Bestellt haben wir uns - zweifelnd ob es denn das richtige Buch wäre - da Verlag xy das angepriesene wohl nicht mehr verlegt
Pagnol, Marcel: Eine Kindheit in der Provence Marcel | Marcel und Isabelle Roman

Klappentext:"Die weltberühmten Jugenderinnerungen "Marcel" und "Marcel und Isabelle" in einem Band."
Auf der zweiten Seite heißt es:"Titel der französischen Originalausgaben: "La Gloire de mon Père", "Le Château de ma Mère" und "Le Temps des Secrets"."

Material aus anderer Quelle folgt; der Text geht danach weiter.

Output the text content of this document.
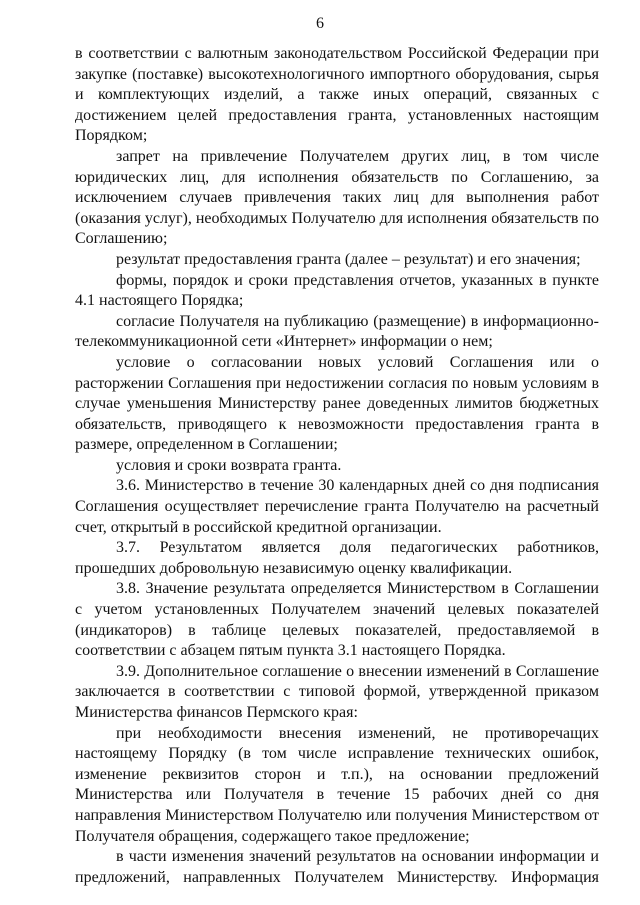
6

в соответствии с валютным законодательством Российской Федерации при закупке (поставке) высокотехнологичного импортного оборудования, сырья и комплектующих изделий, а также иных операций, связанных с достижением целей предоставления гранта, установленных настоящим Порядком;

запрет на привлечение Получателем других лиц, в том числе юридических лиц, для исполнения обязательств по Соглашению, за исключением случаев привлечения таких лиц для выполнения работ (оказания услуг), необходимых Получателю для исполнения обязательств по Соглашению;

результат предоставления гранта (далее – результат) и его значения;

формы, порядок и сроки представления отчетов, указанных в пункте 4.1 настоящего Порядка;

согласие Получателя на публикацию (размещение) в информационно-телекоммуникационной сети «Интернет» информации о нем;

условие о согласовании новых условий Соглашения или о расторжении Соглашения при недостижении согласия по новым условиям в случае уменьшения Министерству ранее доведенных лимитов бюджетных обязательств, приводящего к невозможности предоставления гранта в размере, определенном в Соглашении;

условия и сроки возврата гранта.

3.6. Министерство в течение 30 календарных дней со дня подписания Соглашения осуществляет перечисление гранта Получателю на расчетный счет, открытый в российской кредитной организации.

3.7. Результатом является доля педагогических работников, прошедших добровольную независимую оценку квалификации.

3.8. Значение результата определяется Министерством в Соглашении с учетом установленных Получателем значений целевых показателей (индикаторов) в таблице целевых показателей, предоставляемой в соответствии с абзацем пятым пункта 3.1 настоящего Порядка.

3.9. Дополнительное соглашение о внесении изменений в Соглашение заключается в соответствии с типовой формой, утвержденной приказом Министерства финансов Пермского края:

при необходимости внесения изменений, не противоречащих настоящему Порядку (в том числе исправление технических ошибок, изменение реквизитов сторон и т.п.), на основании предложений Министерства или Получателя в течение 15 рабочих дней со дня направления Министерством Получателю или получения Министерством от Получателя обращения, содержащего такое предложение;

в части изменения значений результатов на основании информации и предложений, направленных Получателем Министерству. Информация
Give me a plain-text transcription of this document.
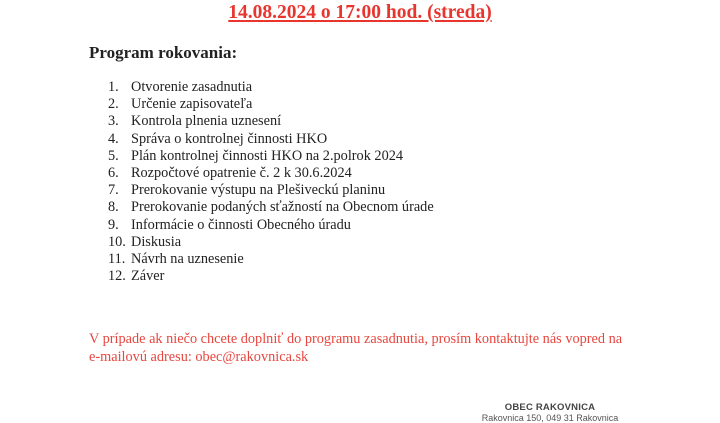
14.08.2024 o 17:00 hod. (streda)
Program rokovania:
1. Otvorenie zasadnutia
2. Určenie zapisovateľa
3. Kontrola plnenia uznesení
4. Správa o kontrolnej činnosti HKO
5. Plán kontrolnej činnosti HKO na 2.polrok 2024
6. Rozpočtové opatrenie č. 2 k 30.6.2024
7. Prerokovanie výstupu na Plešiveckú planinu
8. Prerokovanie podaných sťažností na Obecnom úrade
9. Informácie o činnosti Obecného úradu
10. Diskusia
11. Návrh na uznesenie
12. Záver
V prípade ak niečo chcete doplniť do programu zasadnutia, prosím kontaktujte nás vopred na
e-mailovú adresu: obec@rakovnica.sk
OBEC RAKOVNICA
Rakovnica 150, 049 31 Rakovnica
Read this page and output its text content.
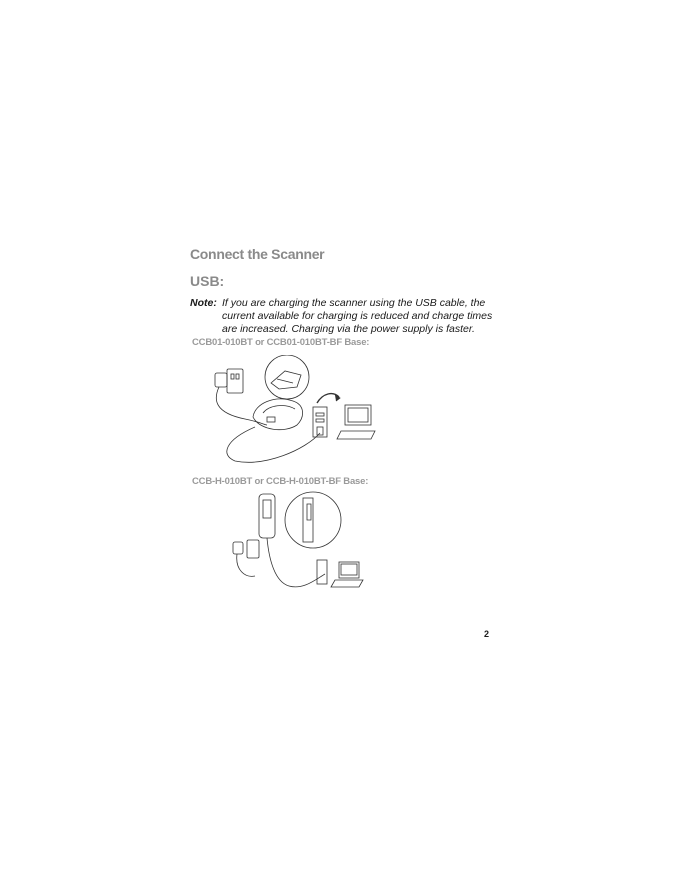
Connect the Scanner
USB:
Note: If you are charging the scanner using the USB cable, the current available for charging is reduced and charge times are increased. Charging via the power supply is faster.
CCB01-010BT or CCB01-010BT-BF Base:
CCB-H-010BT or CCB-H-010BT-BF Base:
2
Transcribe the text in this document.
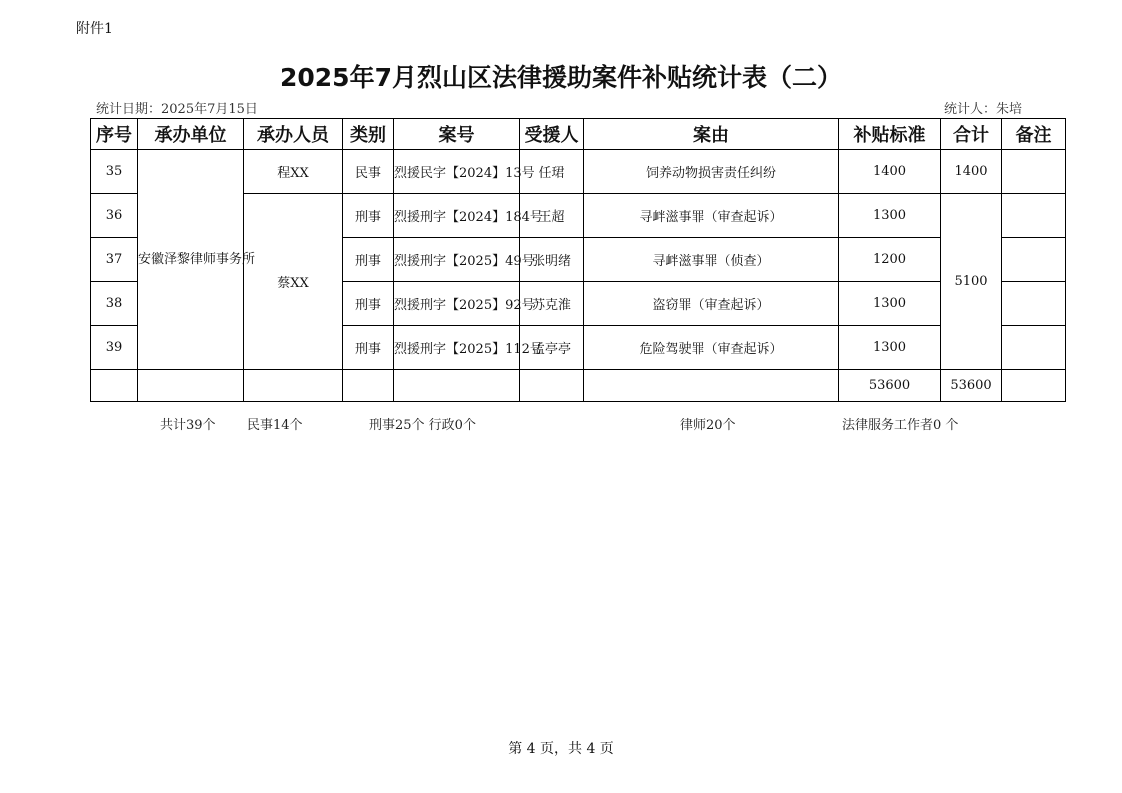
附件1
2025年7月烈山区法律援助案件补贴统计表（二）
统计日期：2025年7月15日	统计人：朱培
序号	承办单位	承办人员	类别	案号	受援人	案由	补贴标准	合计	备注
35	安徽泽黎律师事务所	程XX	民事	烈援民字【2024】13号	任珺	饲养动物损害责任纠纷	1400	1400	
36		蔡XX	刑事	烈援刑字【2024】184号	王超	寻衅滋事罪（审查起诉）	1300	5100	
37			刑事	烈援刑字【2025】49号	张明绪	寻衅滋事罪（侦查）	1200		
38			刑事	烈援刑字【2025】92号	苏克淮	盗窃罪（审查起诉）	1300		
39			刑事	烈援刑字【2025】112号	孟亭亭	危险驾驶罪（审查起诉）	1300		
							53600	53600	
共计39个 民事14个	刑事25个 行政0个	律师20个	法律服务工作者0 个
第 4 页，共 4 页
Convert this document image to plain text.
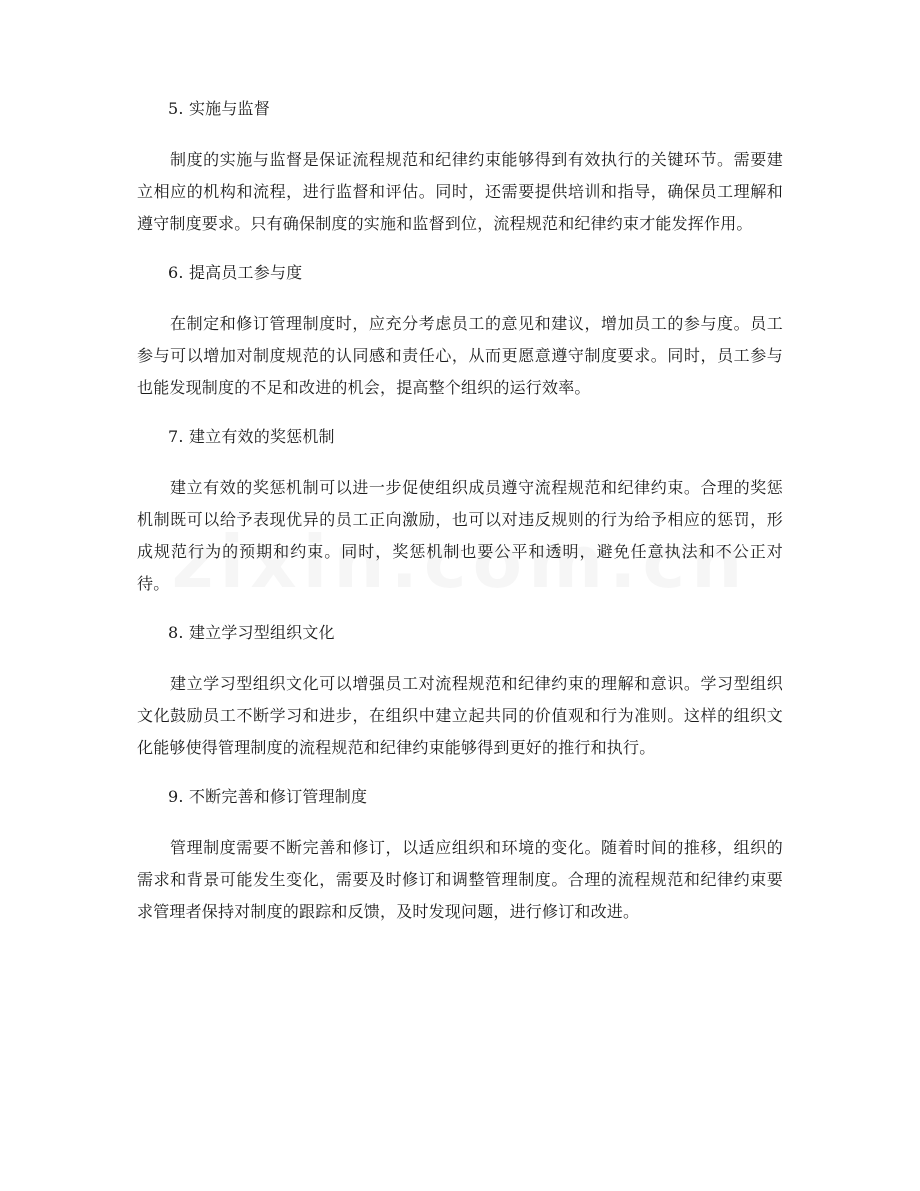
5. 实施与监督
制度的实施与监督是保证流程规范和纪律约束能够得到有效执行的关键环节。需要建立相应的机构和流程，进行监督和评估。同时，还需要提供培训和指导，确保员工理解和遵守制度要求。只有确保制度的实施和监督到位，流程规范和纪律约束才能发挥作用。
6. 提高员工参与度
在制定和修订管理制度时，应充分考虑员工的意见和建议，增加员工的参与度。员工参与可以增加对制度规范的认同感和责任心，从而更愿意遵守制度要求。同时，员工参与也能发现制度的不足和改进的机会，提高整个组织的运行效率。
7. 建立有效的奖惩机制
建立有效的奖惩机制可以进一步促使组织成员遵守流程规范和纪律约束。合理的奖惩机制既可以给予表现优异的员工正向激励，也可以对违反规则的行为给予相应的惩罚，形成规范行为的预期和约束。同时，奖惩机制也要公平和透明，避免任意执法和不公正对待。
8. 建立学习型组织文化
建立学习型组织文化可以增强员工对流程规范和纪律约束的理解和意识。学习型组织文化鼓励员工不断学习和进步，在组织中建立起共同的价值观和行为准则。这样的组织文化能够使得管理制度的流程规范和纪律约束能够得到更好的推行和执行。
9. 不断完善和修订管理制度
管理制度需要不断完善和修订，以适应组织和环境的变化。随着时间的推移，组织的需求和背景可能发生变化，需要及时修订和调整管理制度。合理的流程规范和纪律约束要求管理者保持对制度的跟踪和反馈，及时发现问题，进行修订和改进。
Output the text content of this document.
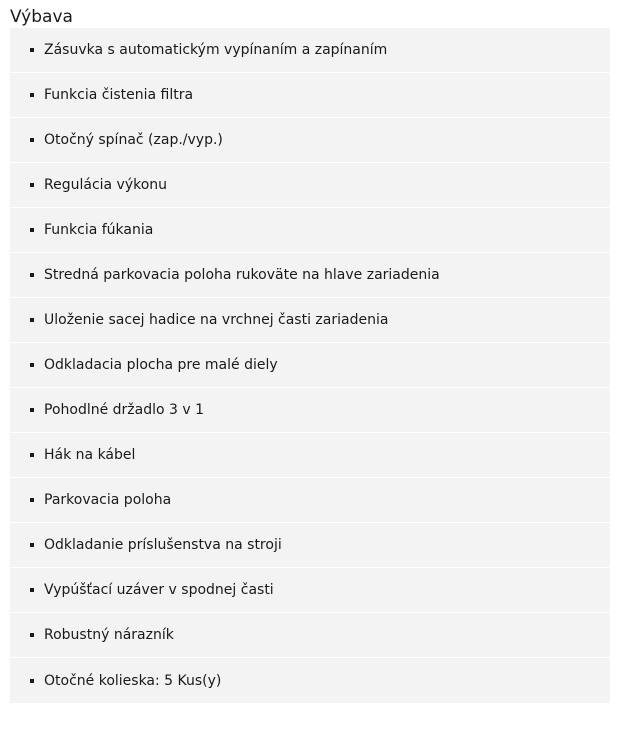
Výbava
Zásuvka s automatickým vypínaním a zapínaním
Funkcia čistenia filtra
Otočný spínač (zap./vyp.)
Regulácia výkonu
Funkcia fúkania
Stredná parkovacia poloha rukoväte na hlave zariadenia
Uloženie sacej hadice na vrchnej časti zariadenia
Odkladacia plocha pre malé diely
Pohodlné držadlo 3 v 1
Hák na kábel
Parkovacia poloha
Odkladanie príslušenstva na stroji
Vypúšťací uzáver v spodnej časti
Robustný nárazník
Otočné kolieska: 5 Kus(y)
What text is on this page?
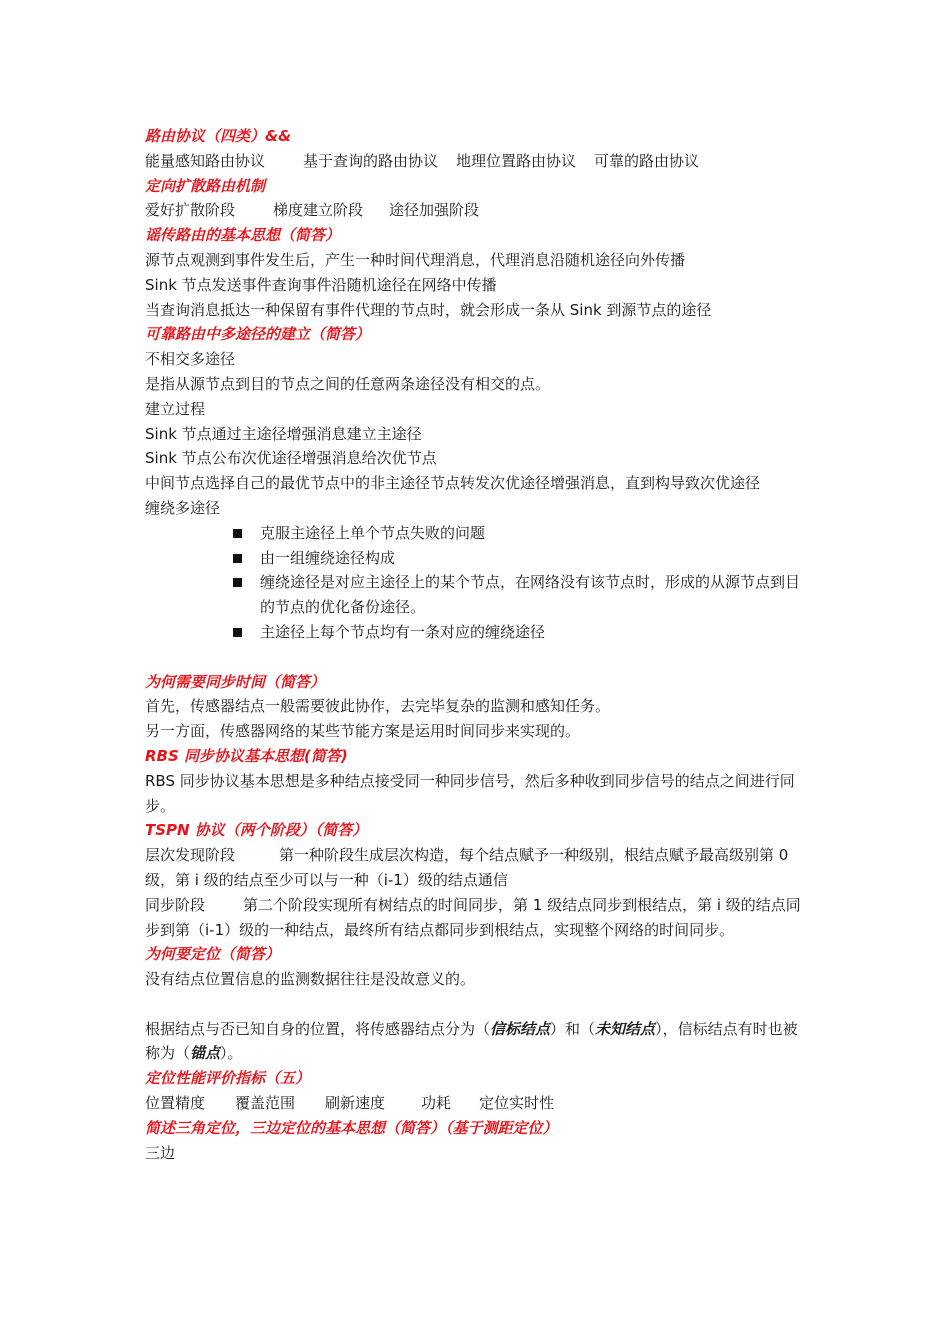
路由协议（四类）&&

能量感知路由协议	基于查询的路由协议 地理位置路由协议 可靠的路由协议

定向扩散路由机制

爱好扩散阶段	梯度建立阶段 途径加强阶段

谣传路由的基本思想（简答）

源节点观测到事件发生后，产生一种时间代理消息，代理消息沿随机途径向外传播

Sink 节点发送事件查询事件沿随机途径在网络中传播

当查询消息抵达一种保留有事件代理的节点时，就会形成一条从 Sink 到源节点的途径

可靠路由中多途径的建立（简答）

不相交多途径

是指从源节点到目的节点之间的任意两条途径没有相交的点。

建立过程

Sink 节点通过主途径增强消息建立主途径

Sink 节点公布次优途径增强消息给次优节点

中间节点选择自己的最优节点中的非主途径节点转发次优途径增强消息，直到构导致次优途径

缠绕多途径

克服主途径上单个节点失败的问题
由一组缠绕途径构成
缠绕途径是对应主途径上的某个节点，在网络没有该节点时，形成的从源节点到目的节点的优化备份途径。
主途径上每个节点均有一条对应的缠绕途径

为何需要同步时间（简答）

首先，传感器结点一般需要彼此协作，去完毕复杂的监测和感知任务。

另一方面，传感器网络的某些节能方案是运用时间同步来实现的。

RBS 同步协议基本思想(简答)

RBS 同步协议基本思想是多种结点接受同一种同步信号，然后多种收到同步信号的结点之间进行同步。

TSPN 协议（两个阶段）（简答）

层次发现阶段	第一种阶段生成层次构造，每个结点赋予一种级别，根结点赋予最高级别第 0 级，第 i 级的结点至少可以与一种（i-1）级的结点通信

同步阶段	第二个阶段实现所有树结点的时间同步，第 1 级结点同步到根结点，第 i 级的结点同步到第（i-1）级的一种结点，最终所有结点都同步到根结点，实现整个网络的时间同步。

为何要定位（简答）

没有结点位置信息的监测数据往往是没故意义的。

根据结点与否已知自身的位置，将传感器结点分为（信标结点）和（未知结点），信标结点有时也被称为（锚点）。

定位性能评价指标（五）

位置精度 覆盖范围 刷新速度 功耗 定位实时性

简述三角定位，三边定位的基本思想（简答）（基于测距定位）

三边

Hallo? Eine Erklärung? Anyone?

Ich habe mir ja auch noch Schlink, Bernhard: Die gordische Schleife zugelegt. Laut Reiseführer "ein spannender Krimi, der zum Teil im Lubéron spielt". Das mit dem Teil ist wörtlich zu nehmen, die 220 Seiten des Krimis verteilen sich auf drei Teile und einen Epilog. Soweit ich das von Seite 134 aus beurteilen kann, wird sich auf Seite 80 mit Ende des ersten Teils aus dem Lubéron verabschiedet und nach New York geflogen. Ich muss mal gucken, ob es vom gleichen Verlag auch einen New York - Führer gibt, in dem dann Schlink, Bernhard: Die gordische Schleife unter Literaturtipps | Belletristik zu finden ist.

Freitag, 30. März 2007

Came in and didn't find out

Ich bin offensichtlich reif fürs Wochenende, denn ich hatte in der Parfümerie einen Blackout.
Mein Bruder wünscht sich zum Geburtstag einen speziellen Duft - die Herrenvariante meines aktuellen Parfüms. Gleiche Marke, gleicher Name. Dankbares Geschenk.

Parfümeriedame:"Kann ich Ihnen helfen?"
Ich: "Ich suche einen bestimmten Herrenduft, dessen Name mir jedoch leider gerade entfallen ist. Ich gucke mir mal das Regal an, bis ich mich erinnere."
Erinnerung bleibt abwesend
P:"Sie sehen so ratlos aus, haben Sie nicht irgendeinen Hinweis?"
I:"Der Flakon des Damendufts ist wippenartig abgerundet mit rosa Glas und einem Metallüberzug."
P:"Das ist E. von C. Benötigen Sie 50 oder 100 ml?"

Gut, dass sie sofort draufkam. Ich hätte sie sonst nur noch an meinem Hals schnuppern lassen können oder mit der Information dienen können, in welcher Glasfabrik der Flakon hergestellt wird. Letzteres kam nämlich neulich im Fernsehen.